The y-axis in these figures corresponds to the ‘complexity’ of the video that is encoded in the amount of text present on the screen, number of words said per minute, etc.


The parameter space we defined here is incomplete, because we only considered K-12 math videos while other educational videos, for instance those involving physical experiments, can be stylistically completely different. This is something we will be studying in the future posts.

Also, we mentioned only two general trends related to the number of people and complexity, even though the distribution has more features embedded into it that might be essential for recommendation algorithms. We will be discussing them in future studies.

Discussion & next steps

We have shown that the style space of educational videos can be automatically determined with the available computer vision algorithms and the result is easily interpretable by a human.

The islands in this style space represent certain styles of filming and editing. This distribution does not immediately tell a user where their preferred or most efficient learning materials yet.
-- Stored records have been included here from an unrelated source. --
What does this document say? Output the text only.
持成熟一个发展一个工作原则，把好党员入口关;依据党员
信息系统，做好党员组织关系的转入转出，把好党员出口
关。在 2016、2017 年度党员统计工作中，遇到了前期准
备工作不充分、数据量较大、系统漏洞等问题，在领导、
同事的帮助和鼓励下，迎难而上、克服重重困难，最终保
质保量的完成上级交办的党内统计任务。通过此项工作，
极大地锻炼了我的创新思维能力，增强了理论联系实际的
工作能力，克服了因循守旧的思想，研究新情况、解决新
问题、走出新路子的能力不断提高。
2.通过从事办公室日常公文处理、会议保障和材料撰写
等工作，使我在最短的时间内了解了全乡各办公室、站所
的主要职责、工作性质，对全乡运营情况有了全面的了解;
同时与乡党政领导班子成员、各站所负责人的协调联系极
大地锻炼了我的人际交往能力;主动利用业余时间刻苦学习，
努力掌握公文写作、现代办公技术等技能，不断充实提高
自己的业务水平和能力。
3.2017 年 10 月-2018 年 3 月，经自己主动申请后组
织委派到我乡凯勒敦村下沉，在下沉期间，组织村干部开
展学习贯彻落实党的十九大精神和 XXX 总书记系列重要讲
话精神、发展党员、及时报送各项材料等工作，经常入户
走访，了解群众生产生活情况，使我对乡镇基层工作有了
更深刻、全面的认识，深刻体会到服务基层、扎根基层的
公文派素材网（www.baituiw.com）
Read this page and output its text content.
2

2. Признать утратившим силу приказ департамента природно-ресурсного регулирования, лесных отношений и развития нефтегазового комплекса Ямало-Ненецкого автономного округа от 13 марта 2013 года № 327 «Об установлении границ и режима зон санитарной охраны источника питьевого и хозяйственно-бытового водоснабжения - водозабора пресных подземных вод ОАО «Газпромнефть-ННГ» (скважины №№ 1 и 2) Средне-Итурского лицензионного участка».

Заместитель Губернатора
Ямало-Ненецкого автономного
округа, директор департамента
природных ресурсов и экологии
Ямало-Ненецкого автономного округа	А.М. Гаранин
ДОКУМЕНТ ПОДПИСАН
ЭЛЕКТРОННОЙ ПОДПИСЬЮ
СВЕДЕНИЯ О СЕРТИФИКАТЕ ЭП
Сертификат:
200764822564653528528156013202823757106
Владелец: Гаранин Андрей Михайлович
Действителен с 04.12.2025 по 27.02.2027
However, it is a very useful layer of abstraction in our journey of creating an ethical and transparent recommendation algorithm for learning materials.

The visual complexity of videos can be important for some people to select the most appropriate learning material for them and in some cases when the cognitive load should be controlled it can be essential.

However, this space can be used for analytical purposes. For instance, we can see which regions in the parameter space are less competitive or if there are any ‘missing’ videos of a certain style about a certain concept. For instance, in the figure below we color the videos based on the number of views and we see a clear trend for ‘simpler’ videos (on the bottom) to be more popular. It can be a result of YouTube algorithm or the presence of younger audience on YouTube.